Below are the questions asked during the live event, along with their respective answers.

Q: You mentioned the importance of ground, so what’s your recommendation for grounding under an inductor or ground under coupling capacitors?
A: Grounding under inductor really depends on the inductor types, the orientation of the inductor on the PCB (vertically or horizontally), the number of turns of the inductor, etc. So it is generally hard to say. Many people are for the idea of putting ground plane under the inductor because it can block the magnetic field of the inductor, but people also find the plane can bypass the inductor. I would say it all depends on the layout. But for common mode choke, generally no ground should be put near the common mode choke.

Q: What’s your view on simulation software, particularly finite element-based software?
A: FE-based simulation tools are more accurate, but often take a long time to build a simple model, and the learning curve is relatively long, not to mention the license fee of such simulation software. We come from a strong electronics design background, so we like the SPICE-based tool. It is simple to learn, fast to build a model and by putting parasitic components in the system, design engineers can also learn the impact of these parasitic parameters in the system, so they get to know the EMC much better.
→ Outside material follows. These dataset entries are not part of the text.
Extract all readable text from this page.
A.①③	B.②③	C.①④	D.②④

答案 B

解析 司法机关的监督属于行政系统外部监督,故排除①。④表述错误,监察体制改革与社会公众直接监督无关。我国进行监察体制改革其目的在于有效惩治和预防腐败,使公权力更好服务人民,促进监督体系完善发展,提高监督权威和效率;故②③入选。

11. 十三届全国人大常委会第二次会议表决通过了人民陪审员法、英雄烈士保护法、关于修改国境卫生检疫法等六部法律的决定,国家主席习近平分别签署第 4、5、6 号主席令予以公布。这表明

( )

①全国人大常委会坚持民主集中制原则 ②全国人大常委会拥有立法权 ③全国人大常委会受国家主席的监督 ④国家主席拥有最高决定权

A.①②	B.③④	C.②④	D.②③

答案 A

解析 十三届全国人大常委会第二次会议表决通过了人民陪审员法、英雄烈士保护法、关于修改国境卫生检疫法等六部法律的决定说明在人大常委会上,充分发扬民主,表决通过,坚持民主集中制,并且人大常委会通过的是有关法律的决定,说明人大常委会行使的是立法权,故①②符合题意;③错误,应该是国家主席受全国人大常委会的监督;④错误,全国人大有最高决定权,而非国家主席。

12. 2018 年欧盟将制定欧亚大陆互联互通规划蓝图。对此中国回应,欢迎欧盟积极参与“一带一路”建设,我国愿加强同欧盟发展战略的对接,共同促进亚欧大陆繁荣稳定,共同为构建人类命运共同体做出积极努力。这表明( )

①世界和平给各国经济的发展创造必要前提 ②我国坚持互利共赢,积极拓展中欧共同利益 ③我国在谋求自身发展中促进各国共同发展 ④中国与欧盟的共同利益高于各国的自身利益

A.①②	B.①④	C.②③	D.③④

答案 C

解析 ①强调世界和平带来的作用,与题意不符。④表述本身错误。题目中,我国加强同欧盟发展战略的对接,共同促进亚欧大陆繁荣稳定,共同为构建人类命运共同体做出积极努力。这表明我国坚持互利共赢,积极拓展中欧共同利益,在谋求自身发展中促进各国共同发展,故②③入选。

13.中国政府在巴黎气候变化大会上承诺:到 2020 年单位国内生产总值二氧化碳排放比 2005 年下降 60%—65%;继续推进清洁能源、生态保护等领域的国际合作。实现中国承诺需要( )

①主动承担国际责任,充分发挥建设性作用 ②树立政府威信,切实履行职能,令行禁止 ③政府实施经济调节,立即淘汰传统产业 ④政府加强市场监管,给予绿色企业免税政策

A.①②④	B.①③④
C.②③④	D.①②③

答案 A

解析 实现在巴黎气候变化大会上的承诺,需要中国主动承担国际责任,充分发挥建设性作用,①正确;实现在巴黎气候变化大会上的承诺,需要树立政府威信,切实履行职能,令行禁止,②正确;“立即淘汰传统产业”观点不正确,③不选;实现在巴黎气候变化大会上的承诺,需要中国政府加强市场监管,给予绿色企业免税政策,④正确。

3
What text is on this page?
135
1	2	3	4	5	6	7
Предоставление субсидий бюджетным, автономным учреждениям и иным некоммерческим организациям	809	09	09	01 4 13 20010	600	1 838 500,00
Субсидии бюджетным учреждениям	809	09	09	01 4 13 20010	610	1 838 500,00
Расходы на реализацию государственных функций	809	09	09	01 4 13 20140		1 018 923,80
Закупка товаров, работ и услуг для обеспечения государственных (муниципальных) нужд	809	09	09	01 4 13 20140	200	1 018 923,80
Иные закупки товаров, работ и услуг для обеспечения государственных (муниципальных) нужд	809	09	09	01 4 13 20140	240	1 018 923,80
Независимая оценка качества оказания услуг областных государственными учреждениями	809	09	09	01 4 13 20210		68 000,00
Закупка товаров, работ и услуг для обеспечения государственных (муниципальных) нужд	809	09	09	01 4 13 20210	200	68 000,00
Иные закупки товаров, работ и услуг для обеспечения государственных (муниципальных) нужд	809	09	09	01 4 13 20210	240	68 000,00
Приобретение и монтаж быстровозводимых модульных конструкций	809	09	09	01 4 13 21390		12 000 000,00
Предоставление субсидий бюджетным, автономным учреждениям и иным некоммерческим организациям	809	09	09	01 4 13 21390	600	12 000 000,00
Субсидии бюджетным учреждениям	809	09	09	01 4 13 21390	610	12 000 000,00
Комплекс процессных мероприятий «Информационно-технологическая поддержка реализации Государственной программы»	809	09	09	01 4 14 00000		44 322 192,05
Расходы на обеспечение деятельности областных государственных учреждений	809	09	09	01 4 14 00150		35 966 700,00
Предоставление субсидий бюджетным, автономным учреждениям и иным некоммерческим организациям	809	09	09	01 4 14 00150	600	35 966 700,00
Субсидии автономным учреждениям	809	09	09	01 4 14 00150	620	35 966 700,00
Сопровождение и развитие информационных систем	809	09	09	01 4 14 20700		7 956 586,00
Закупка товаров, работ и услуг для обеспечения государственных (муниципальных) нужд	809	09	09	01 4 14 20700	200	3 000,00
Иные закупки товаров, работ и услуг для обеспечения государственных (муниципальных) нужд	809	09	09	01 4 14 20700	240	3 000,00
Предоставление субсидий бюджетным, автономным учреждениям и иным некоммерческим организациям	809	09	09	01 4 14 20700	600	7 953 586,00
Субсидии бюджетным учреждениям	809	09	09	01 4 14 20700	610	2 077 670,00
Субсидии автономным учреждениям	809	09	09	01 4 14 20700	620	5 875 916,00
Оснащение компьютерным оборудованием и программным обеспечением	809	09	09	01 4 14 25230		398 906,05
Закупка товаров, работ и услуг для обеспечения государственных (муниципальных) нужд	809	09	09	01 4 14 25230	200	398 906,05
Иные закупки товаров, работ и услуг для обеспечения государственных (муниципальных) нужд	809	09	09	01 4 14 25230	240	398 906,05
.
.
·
Q: What are the best packaging techniques for HV and LV wires in electric vehicles?
A: HV LV coupling has now become some vehicle manufacturers’ EMC specification. Generally speaking, you want to keep the HV and LV as far as possible. If possible, shield either or both cables. If you cannot shield or keep the distance far due to design constraints, you can insert a thin aluminium wall in between.

Q: Should grounding be common for both or separated?
A: When we say ‘grounding’ in the automotive, we mean LV system. For HV system, generally you need to isolate the HV lines. The HV lines will have capacitors to the ground, but you need to meet the leakage current requirement.